Jeremy Sammut | 25 May 2012

The federal Attorney-General, Nicola Roxon, announced this week that the Gillard government will appoint a National Children’s Commissioner.

At an extra cost of $3.5 million over four years, the commissioner is to operate as an arm of the Australian Human Rights Commission (AHRC).

According to The Australian, the commissioner’s role will be to ‘raise public awareness of issues affecting children through discussion, research and educational programs.’ While expected to advocate for the most at-risk children in the community, the commissioner will have no direct responsibility for child welfare. Guardianship obligations and the power to investigate individual cases are already vested in the offices of the children’s commissioners established by state and territory governments.

But according to the head of the AHRC, Catherine Branson, we need not worry about waste and duplication. In fact, Branson reckons even more money should be spent hiring lawyers to deal with the anticipated spike in the number of ‘complaints made under the [UN] convention on the rights of the child.’

As a student of Australia’s child protection crisis, this set off my alarm bells.

To make the overwhelmed state and territory child protection services sustainable and effective, more children need to be removed permanently from the care of dysfunctional families. To ensure at-risk children have stable and loving families, the number of children adopted from foster care needs to increase.

Legal action to sever parental rights has to be taken to free children for adoption when inadequate parents demonstrably fail to address the behavioural problems (usually substance abuse and domestic violence) that impair their parenting skills and damage their children.

Any state government that raises the adoption rate will court controversy. Anti-adoption activists in the social work profession and academia will protest loudly. If the proposed commissioner’s role is established, I predict it will be heavily lobbied to have adoption declared inconsistent with Australia’s commitment to the UN Convention on the Rights of the Child.

The good news is that such an action will fail. As the adoption advisor to the UK government, Martin Narey, argued in this report last year, child protection concerns trump parental rights and the right of children to ‘know and be cared for by his or her parents.’ As common sense dictates, the paramount consideration is whether adoption is in the best interests of child health and welfare.

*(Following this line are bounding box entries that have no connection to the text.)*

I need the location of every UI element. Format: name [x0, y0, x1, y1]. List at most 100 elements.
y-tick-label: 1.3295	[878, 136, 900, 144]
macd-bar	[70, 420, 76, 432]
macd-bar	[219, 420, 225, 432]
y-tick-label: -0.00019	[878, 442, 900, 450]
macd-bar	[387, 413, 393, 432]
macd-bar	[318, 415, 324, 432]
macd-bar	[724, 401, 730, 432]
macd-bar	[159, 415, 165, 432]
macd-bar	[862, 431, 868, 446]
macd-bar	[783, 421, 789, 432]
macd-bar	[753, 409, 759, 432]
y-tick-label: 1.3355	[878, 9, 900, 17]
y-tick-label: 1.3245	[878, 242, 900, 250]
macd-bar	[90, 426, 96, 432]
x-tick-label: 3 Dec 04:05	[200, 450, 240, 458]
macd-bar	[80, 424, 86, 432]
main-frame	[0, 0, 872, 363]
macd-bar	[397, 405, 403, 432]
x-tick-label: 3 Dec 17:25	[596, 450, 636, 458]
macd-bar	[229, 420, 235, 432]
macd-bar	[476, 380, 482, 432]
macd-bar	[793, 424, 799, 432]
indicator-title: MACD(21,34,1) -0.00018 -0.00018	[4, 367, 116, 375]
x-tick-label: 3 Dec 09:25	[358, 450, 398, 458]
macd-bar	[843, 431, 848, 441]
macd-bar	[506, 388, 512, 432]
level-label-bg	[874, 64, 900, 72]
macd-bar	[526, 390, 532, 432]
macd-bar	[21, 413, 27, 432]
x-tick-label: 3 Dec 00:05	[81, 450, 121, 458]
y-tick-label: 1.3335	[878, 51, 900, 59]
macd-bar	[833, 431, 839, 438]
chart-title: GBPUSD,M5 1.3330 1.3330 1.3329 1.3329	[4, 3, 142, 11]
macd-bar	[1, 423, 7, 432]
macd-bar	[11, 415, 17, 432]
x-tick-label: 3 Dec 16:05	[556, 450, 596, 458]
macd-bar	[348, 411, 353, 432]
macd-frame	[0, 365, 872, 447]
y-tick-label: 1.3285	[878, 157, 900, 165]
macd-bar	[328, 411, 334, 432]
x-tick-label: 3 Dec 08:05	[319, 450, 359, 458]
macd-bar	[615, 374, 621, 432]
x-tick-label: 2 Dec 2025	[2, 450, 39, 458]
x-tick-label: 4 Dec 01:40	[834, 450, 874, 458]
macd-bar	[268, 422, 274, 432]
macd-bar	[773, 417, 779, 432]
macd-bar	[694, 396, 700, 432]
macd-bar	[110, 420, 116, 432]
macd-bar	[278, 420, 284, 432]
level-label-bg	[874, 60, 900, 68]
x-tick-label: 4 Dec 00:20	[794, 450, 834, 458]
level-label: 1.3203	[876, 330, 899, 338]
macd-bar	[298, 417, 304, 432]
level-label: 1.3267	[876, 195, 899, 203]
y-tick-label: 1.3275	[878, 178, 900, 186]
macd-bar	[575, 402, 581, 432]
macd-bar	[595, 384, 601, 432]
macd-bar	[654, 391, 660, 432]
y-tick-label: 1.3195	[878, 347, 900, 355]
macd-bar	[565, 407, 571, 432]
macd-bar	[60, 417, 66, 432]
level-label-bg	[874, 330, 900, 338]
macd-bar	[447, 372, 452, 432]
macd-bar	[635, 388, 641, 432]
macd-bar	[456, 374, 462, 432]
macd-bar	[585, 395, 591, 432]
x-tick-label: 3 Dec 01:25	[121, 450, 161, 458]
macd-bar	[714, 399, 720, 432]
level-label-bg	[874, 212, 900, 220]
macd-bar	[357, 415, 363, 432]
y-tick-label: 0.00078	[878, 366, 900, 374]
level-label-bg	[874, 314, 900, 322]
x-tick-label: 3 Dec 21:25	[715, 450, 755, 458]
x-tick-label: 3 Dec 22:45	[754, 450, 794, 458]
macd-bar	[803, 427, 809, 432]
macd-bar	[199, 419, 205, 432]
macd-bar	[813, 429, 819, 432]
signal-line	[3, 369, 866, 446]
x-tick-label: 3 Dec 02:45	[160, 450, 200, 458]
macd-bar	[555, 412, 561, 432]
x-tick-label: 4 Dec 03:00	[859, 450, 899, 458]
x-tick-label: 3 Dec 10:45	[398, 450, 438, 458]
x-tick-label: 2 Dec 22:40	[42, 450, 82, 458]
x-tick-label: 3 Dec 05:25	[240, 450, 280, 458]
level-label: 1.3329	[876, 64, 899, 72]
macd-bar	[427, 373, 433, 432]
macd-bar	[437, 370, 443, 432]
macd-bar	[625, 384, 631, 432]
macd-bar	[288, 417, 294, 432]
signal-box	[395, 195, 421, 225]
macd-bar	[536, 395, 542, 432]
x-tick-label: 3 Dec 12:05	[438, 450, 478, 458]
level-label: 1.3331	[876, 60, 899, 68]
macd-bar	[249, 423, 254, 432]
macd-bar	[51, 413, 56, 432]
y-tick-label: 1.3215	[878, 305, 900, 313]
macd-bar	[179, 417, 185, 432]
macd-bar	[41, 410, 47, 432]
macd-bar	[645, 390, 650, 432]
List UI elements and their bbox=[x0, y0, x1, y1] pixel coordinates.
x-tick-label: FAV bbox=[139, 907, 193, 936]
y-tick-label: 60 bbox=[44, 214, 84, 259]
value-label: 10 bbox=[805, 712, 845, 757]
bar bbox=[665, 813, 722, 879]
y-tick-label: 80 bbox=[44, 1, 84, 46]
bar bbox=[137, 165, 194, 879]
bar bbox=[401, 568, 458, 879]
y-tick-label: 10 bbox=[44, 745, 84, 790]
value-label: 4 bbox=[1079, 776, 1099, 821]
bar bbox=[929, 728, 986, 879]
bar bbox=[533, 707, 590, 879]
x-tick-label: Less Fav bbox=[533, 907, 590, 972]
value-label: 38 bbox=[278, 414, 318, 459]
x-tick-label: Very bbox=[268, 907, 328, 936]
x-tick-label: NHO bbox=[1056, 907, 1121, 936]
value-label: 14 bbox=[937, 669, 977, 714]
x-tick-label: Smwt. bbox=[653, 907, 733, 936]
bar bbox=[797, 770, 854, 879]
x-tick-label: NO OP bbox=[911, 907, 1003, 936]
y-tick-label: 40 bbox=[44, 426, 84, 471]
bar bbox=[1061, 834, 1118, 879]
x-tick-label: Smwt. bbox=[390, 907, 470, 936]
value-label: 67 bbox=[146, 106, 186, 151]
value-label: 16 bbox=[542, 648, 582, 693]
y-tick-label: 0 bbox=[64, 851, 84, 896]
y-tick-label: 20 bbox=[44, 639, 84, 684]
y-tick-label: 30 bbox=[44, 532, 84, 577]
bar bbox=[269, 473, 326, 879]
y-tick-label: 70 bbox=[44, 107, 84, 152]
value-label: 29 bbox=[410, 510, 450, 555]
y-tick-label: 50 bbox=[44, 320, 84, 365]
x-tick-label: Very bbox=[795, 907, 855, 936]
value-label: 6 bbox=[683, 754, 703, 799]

Yet this won’t stop the opponents of adoption from trying it on before the AHRC. And the prospect that the proposed commissioner will run legal interference and generate embarrassing media coverage could discourage state governments from undertaking necessary reforms of child protection policy and practice.

So if the federal government really wants to do good for children, it ought to scrap its unnecessary expansion of Australia’s ‘do-gooding’ bureaucracy.

Dr Jeremy Sammut is a Research Fellow at The Centre for Independent Studies and author of numerous reports on Australia’s child protection crisis.